Idols with trunks we've greeted in our time;
Great palaces enwrought with filigree
And jewelled thrones in luminous design,
To send your brokers dreams of bankruptcy;

Scant costumes that can stupefy the gaze
On painted women, every nail and tooth,
And subtle jugglers, wise in serpents' ways.'


V.

And then, and then what more?


VI.

'0 childish dupes!

You want the truth? We'll tell you without fail -
We never thought to search it out, but saw
From heights to depths, through all the mortal scale
The numbing spectacle of human flaw.

Woman, vile slave, proud in stupidity,
Tasteless and humourless in self-conceit;
Man, greedy tyrant, lustful, slovenly,
Slave of the slave, a sewer in the street;

The hangman jokes, the martyr sobs and faints,
The feast of blood is seasoned perfectly;
Poison of power drains a tyrant's strength,
Whose subjects love the whip's brutality.

Religions like our own in most details
Climb skyward on their saints, who it is said
Indulge their lusts with hairshirts, or with nails,
As dainty fops sprawl on a feather bed.

Drunk on her genius, Humanity,
Mad now as she has always been, or worse,
Cries to her God in raging agony:
"Master, my image, damn you with this curse!"

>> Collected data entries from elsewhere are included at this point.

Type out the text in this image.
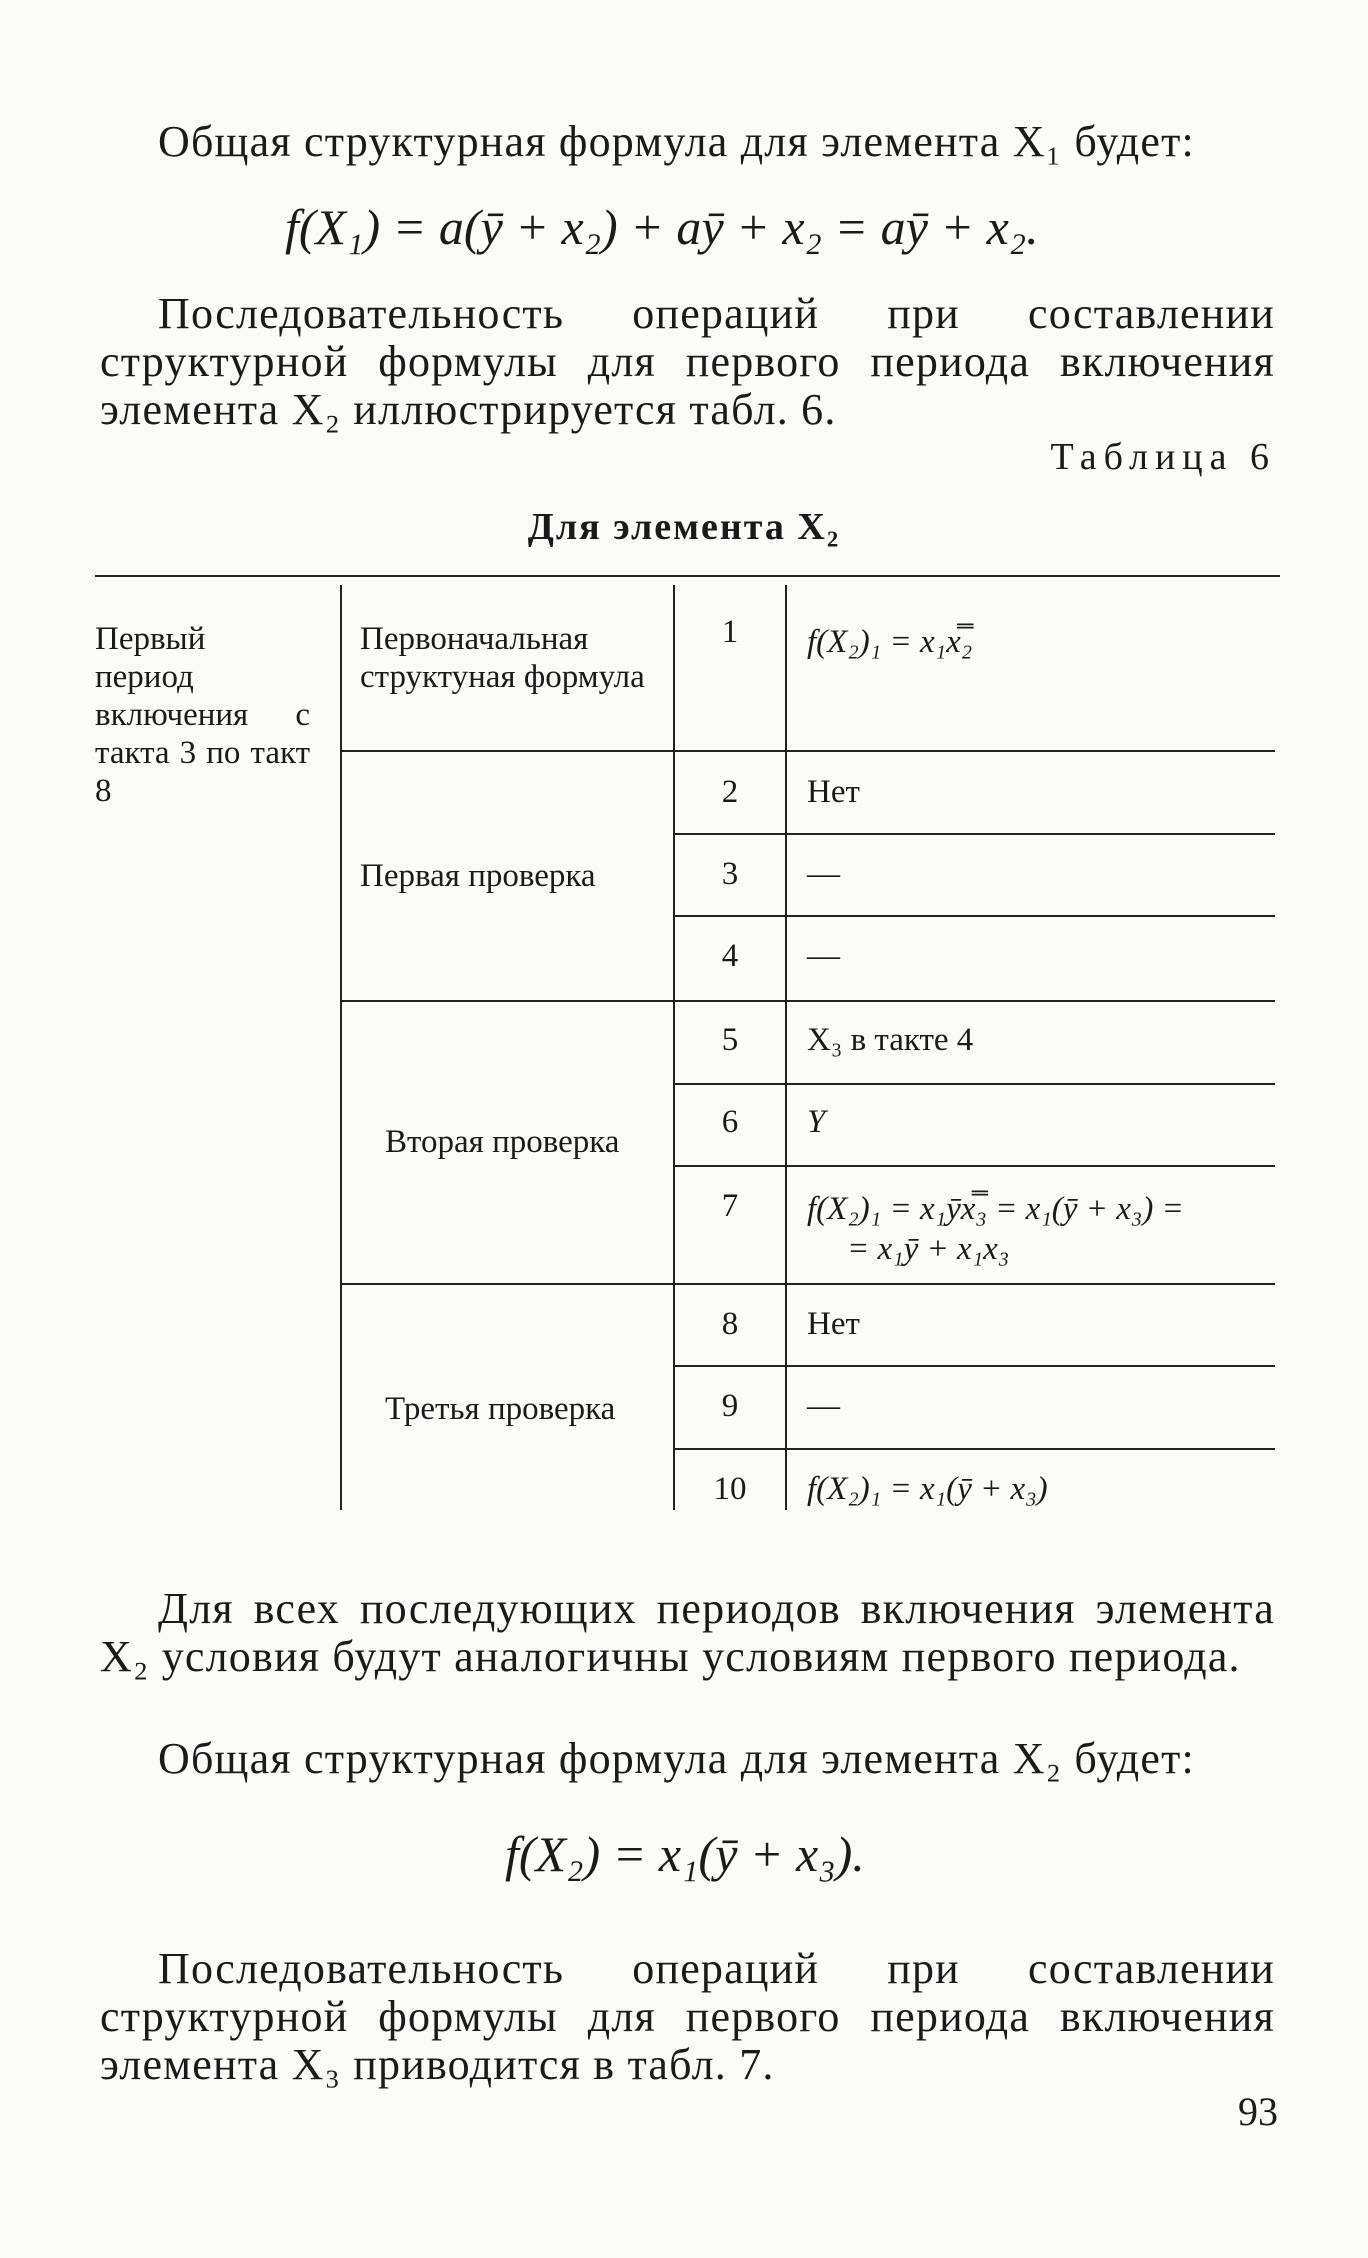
Общая структурная формула для элемента X₁ будет:
f(X₁) = a(ȳ + x₂) + aȳ + x₂ = aȳ + x₂.
Последовательность операций при составлении структурной формулы для первого периода включения элемента X₂ иллюстрируется табл. 6.
Таблица 6
Для элемента X₂
Первый период включения с такта 3 по такт 8
Первоначальная структуная формула
Первая проверка
Вторая проверка
Третья проверка
1
2
3
4
5
6
7
8
9
10
f(X₂)₁ = x₁x̿₂
Нет
—
—
X₃ в такте 4
Y
f(X₂)₁ = x₁ȳx̿₃ = x₁(ȳ + x₃) =
= x₁ȳ + x₁x₃
Нет
—
f(X₂)₁ = x₁(ȳ + x₃)
Для всех последующих периодов включения элемента X₂ условия будут аналогичны условиям первого периода.
Общая структурная формула для элемента X₂ будет:
f(X₂) = x₁(ȳ + x₃).
Последовательность операций при составлении структурной формулы для первого периода включения элемента X₃ приводится в табл. 7.
93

Not quite so foolish, bold demented ones
Flee from the feeding lot that holds the herd;
Their boundless shelter is in opium.
- From all the world, such always is the word.'


VII.

How bitter, what we learn from voyaging!
The small and tedious world gives us to see
Now, always, the real horror of the thing,
Ourselves-that sad oasis in ennui!

Must one depart? or stay? Stand it and stay,
Leave if you must. One runs, one finds a space
To hide and cheat the deadly enemy
Called Time. Alas, some run a constant race -

The twelve apostles, or the Wandering Jew -
For them no ship avails, no ways or means
To flee that gladiator; others know
From infancy how to defeat the fiend.

Finally, though, his boot is on our chest;
Then may we hope, and call out 'Onward ho!'
Even as once we set out for the East,
Our eyes fixed widely, hair blown to and fro,

Now sailing on the sea of shades we go,
With all the plans of passengers well-pleased
To hear the voice, funereal and low,
That sings: 'This way! Come here and take your ease

And eat the Lotus! Here we gather in
These fruits for hearts that yearn for strange delights;
Intoxicate yourselves on alien
Enjoyment through these days without a night.'

We understand the phantom's friendly part,
That Pylades who reaches out to tease:
'Swim towards Electra now, to ease your heart!'
She cries, and long ago we kissed her knees.


VIII.

O Death, old captain, time to make our trip!
This country bores us, Death! Let's get away!
Even if sky and sea are black as pitch
You know our hearts are full of sunny rays!

Serve us your poison, sir, to treat us well!
Minds burning, we know what we have to do,
And plunge to depths of Heaven or of Hell,
To fathom the Unknown, and find the new!